Depending on the circumstances and state law, an owner may be charged with anything from letting a vicious dog run loose to manslaughter or even murder. Here are some examples:

  • A San Francisco woman was convicted of second-degree murder after the Presa Canario dogs she was walking attacked and killed a woman in the hall of the apartment building they both lived in. Affirming the conviction, the appeals court wrote that the dog's owner knew that the dog that attacked "was a frightening and dangerous animal: huge, untrained and bred to fight" and had endangered others by keeping it. (People v. Noel, 128 Cal. App. 4th 1391, 28 Cal. Rptr. 3d 369 (2005).)
  • A California woman who ordered her Doberman pinscher to attack someone was convicted of assault with a deadly weapon. (People v. Nealis, 232 Cal. App. 3d Supp. 1, 283 Cal. Rptr. 376 (1991).)
  • A California court sentenced a dog owner to 90 days in jail and fined him $500 for failing to keep his dog on a leash, as ordered by the county after the dog attacked two people. (San Francisco Chronicle, June 16, 1988.)
  • An Ohio man was convicted of failing to confine a vicious dog, a felony in that state. His dogs, an American pit bull terrier and a rottweiler, had attacked and killed a toddler. The pit bull was presumed to be a vicious dog under Ohio law. (State v. Ferguson, 76 Ohio App. 3d 747, 603 N.E.2d 345 (1991).)
  • In 1987, a Georgia man was convicted of involuntary manslaughter after his three dogs, which he had allowed to run loose, attacked and killed a four-year-old boy. He was sentenced to five years in prison and five years of probation. (One of the conditions of the probation was that he not own any dogs.)
  • A California man whose chained dog mauled to death a two-year-old in 1987 was charged with murder. He was convicted of a lesser charge, involuntary manslaughter, and sentenced to three years in prison. ("Pit Bull Owner Handed Three-Year Prison Term," San Francisco Recorder, Feb. 20, 1990.)

As state and local lawmakers have become more concerned about dog attacks, they have passed specific criminal laws aimed at people who allow their dogs to seriously injure people. Florida, for example, has made it a crime to own a dog that "aggressively attacks" someone and causes severe injury or death. If the dog hasn't already been found dangerous under the Florida dangerous dog law, the crime is a misdemeanor; if the dog has been declared dangerous, it's a felony. (Fla. Stat. § 767.13.)  In Michigan, if a "dangerous dog" (defined as a dog that bites a person without provocation) kills someone, the owner is guilty of involuntary manslaughter. (Mich. Comp. Laws Ann. §  287.321.)  In 1994, a woman whose two dogs had killed her two-year-old nephew, after she left him alone with the dogs, was sentenced to three years' probation under this law. (People v. Trotter, 209 Mich. App. 244, 530 N.W.2d 516 (1995).)

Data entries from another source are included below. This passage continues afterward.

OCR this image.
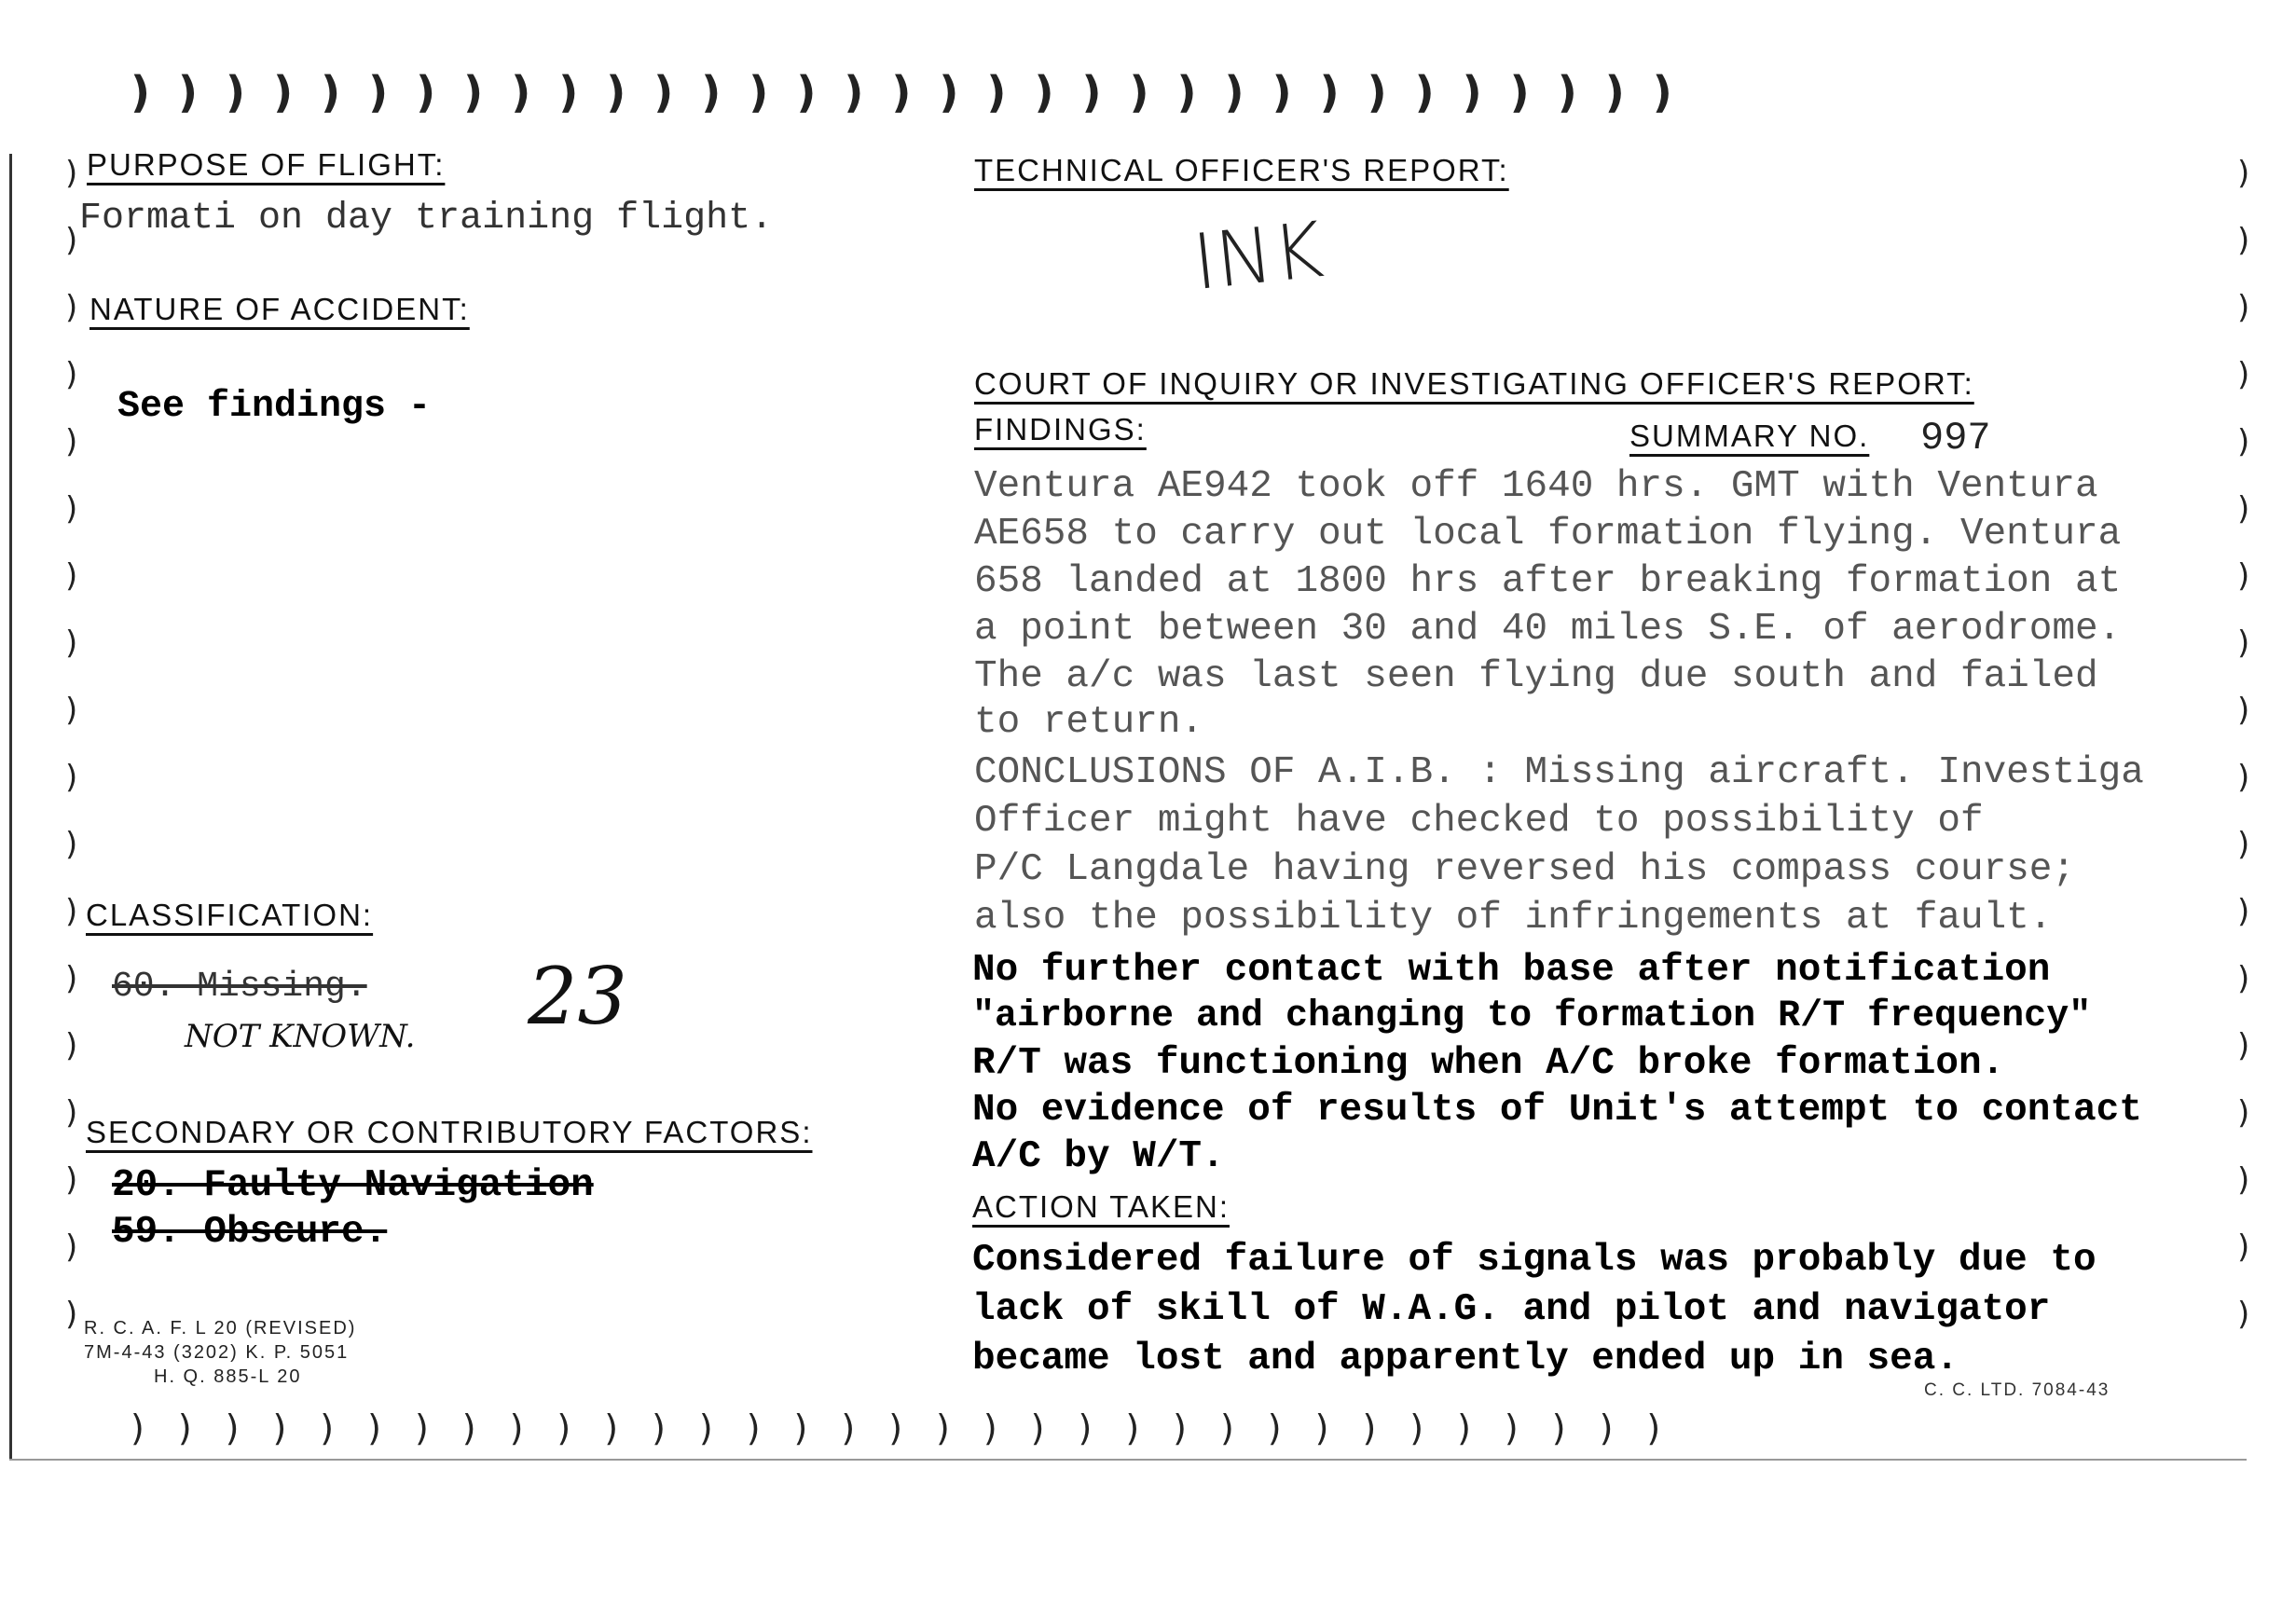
)))))))))))))))))))))))))))))))))
)))))))))))))))))))))))))))))))))
)
)
)
)
)
)
)
)
)
)
)
)
)
)
)
)
)
)
)
)
)
)
)
)
)
)
)
)
)
)
)
)
)
)
)
)
PURPOSE OF FLIGHT:
Formati on day training flight.
NATURE OF ACCIDENT:
See findings -
CLASSIFICATION:
60. Missing.
NOT KNOWN. 23
SECONDARY OR CONTRIBUTORY FACTORS:
20. Faulty Navigation
59. Obscure.
R. C. A. F. L 20 (REVISED)
7M-4-43 (3202) K. P. 5051
H. Q. 885-L 20
TECHNICAL OFFICER'S REPORT:
INK
COURT OF INQUIRY OR INVESTIGATING OFFICER'S REPORT:
FINDINGS:	SUMMARY NO. 997
Ventura AE942 took off 1640 hrs. GMT with Ventura
AE658 to carry out local formation flying. Ventura
658 landed at 1800 hrs after breaking formation at
a point between 30 and 40 miles S.E. of aerodrome.
The a/c was last seen flying due south and failed
to return.
CONCLUSIONS OF A.I.B. : Missing aircraft. Investiga
Officer might have checked to possibility of
P/C Langdale having reversed his compass course;
also the possibility of infringements at fault.
No further contact with base after notification
"airborne and changing to formation R/T frequency"
R/T was functioning when A/C broke formation.
No evidence of results of Unit's attempt to contact
A/C by W/T.
ACTION TAKEN:
Considered failure of signals was probably due to
lack of skill of W.A.G. and pilot and navigator
became lost and apparently ended up in sea.
C. C. LTD. 7084-43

It's unusual, but local law may make anyone whose dog bites someone guilty of a crime. A woman in Topeka, Kansas, was charged with violating a city ordinance making it a crime to permit a dog to attack someone. The woman's dog rushed from her garage and bit a mail carrier. The dog owner was found guilty, despite her testimony that the mail carrier had "jammed her arm in the dog's mouth." (City of Topeka v. Mayer, 16 Kan. App. 2d 567, 826 P.2d 527, rev. denied (1992).)